The escalating conflict in Gaza this past fortnight frays all well-intended political and faith-based efforts at peacemaking in the Middle East. There is plenty of blame to pass around.
Ekklesia
News – HCEF
Not least is the pressing issue of religion and politics – or rather, the way in which religion can be co-opted by all sides to justify violence in the name of 'right'.
Despite the goodwill of policy makers and peacemakers, revenge and bloodshed continue to define the century-old Israeli-Palestine relationship.
What bearing do disputed biblical texts have on this? Is peace possible in the Middle East? What are the non-military options and resources needed to achieve long term peace?
This month I will be accompanying Gene Stoltzfus, founder and Director Emeritus of the Christian Peacemaker Teams (www.cpt.org), as he embarks on a busy tour (17 January – 1 February 2009) in the United Kingdom.
The purpose is to provide a perspective on these issues and to share Gene's considerable field experience in global peacemaking.
Since 1988, Gene and CPT successfully placed violence-reduction teams in crisis situations and militarized areas around the world — including Hebron, Iraq, and Colombia — at the invitation of local peace and human rights workers.
Additionally, Christian Peacemaker Teams has trained hundreds of committed peacemakers ready to risk injury and death in bold attempts to transform lethal conflict through creative acts of nonviolence.
Their work in Iraq, which goes far beyond the often simplistic picture generated by the media around the hostage crisis in 2005-6, has recently been cited for its significance by Seymour Hersh in The New Yorker.
In light of the most violent century in our modern history, Gene Stoltzfus will be coming over from North America to meet with twenty or more faith-based and community groups across the UK, to share success stories of active global peacemaking, and to discuss nonviolence as a practical Christian option.
Stoltzfus grew up in Aurora, then a rural town in Northeast Ohio, where his parents gave leadership in a Mennonite Church and his father was the pastor. He graduated in Sociology from Goshen College in Indiana and holds an M.A. in South and Southeast Asian Studies from American University and a Master of Divinity from Associated Mennonite Biblical Seminaries in Elkhart, Indiana.

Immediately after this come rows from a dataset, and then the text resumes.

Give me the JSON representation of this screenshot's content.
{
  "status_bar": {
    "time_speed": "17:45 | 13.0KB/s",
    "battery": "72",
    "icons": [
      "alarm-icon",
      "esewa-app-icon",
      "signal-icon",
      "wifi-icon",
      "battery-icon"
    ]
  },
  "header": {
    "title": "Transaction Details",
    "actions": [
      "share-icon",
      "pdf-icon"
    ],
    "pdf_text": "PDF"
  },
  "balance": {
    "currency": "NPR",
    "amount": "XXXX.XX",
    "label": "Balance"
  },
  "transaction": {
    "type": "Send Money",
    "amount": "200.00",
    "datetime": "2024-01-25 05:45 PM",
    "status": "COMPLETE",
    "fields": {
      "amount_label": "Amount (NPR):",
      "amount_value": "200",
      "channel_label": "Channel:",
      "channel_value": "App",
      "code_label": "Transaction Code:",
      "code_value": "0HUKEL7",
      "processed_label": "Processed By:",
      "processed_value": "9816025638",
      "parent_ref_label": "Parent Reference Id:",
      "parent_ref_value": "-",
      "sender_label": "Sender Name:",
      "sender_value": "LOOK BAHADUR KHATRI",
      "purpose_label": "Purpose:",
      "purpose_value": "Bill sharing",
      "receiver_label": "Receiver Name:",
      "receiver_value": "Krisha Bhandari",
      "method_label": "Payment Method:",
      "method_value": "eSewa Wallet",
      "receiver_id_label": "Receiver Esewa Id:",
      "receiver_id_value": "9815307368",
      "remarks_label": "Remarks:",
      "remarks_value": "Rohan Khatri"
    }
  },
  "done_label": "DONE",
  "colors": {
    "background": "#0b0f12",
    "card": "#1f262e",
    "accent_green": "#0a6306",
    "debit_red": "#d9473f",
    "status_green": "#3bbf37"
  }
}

Christian Peacemaker Teams are galvanised around a challenging question posed in 1984 by Mennonite theologian and just=peace activist Ron Sider: "What would happen if Christians devoted the same discipline and self-sacrifice to nonviolent peacemaking that armies devote to war?"
Aiming to enlist the whole church in an organized, nonviolent alternative to war, today CPT is involved in bridge-building and standing against violence in some of the world's most demanding hotspots. This is very far from armchair pacifism. It is about taking responsibility – without arms.
CPT embraces the vision of unarmed intervention waged by committed peacemakers ready to embrace the personal and shared risk of transforming lethal conflict through the nonviolent power of God’s truth and love.
Initiated by Mennonites, Brethren and Quakers with broad ecumenical participation, CPT’s ministry of Biblically-based and spiritually-centered peacemaking emphasizes creative public witness, nonviolent direct action and protection of human rights.
A strategy developed thoughtfully over the years has taught Christian Peacemaker Teams that:
* trained, skilled, international teams can work effectively to support local efforts toward nonviolent peacemaking;
* “getting in the way” of injustice through direct nonviolent intervention, public witness and reporting to the larger world community can make a difference;
* peace team work engages congregations, meetings and support groups at home to play a key advocacy role with policy makers.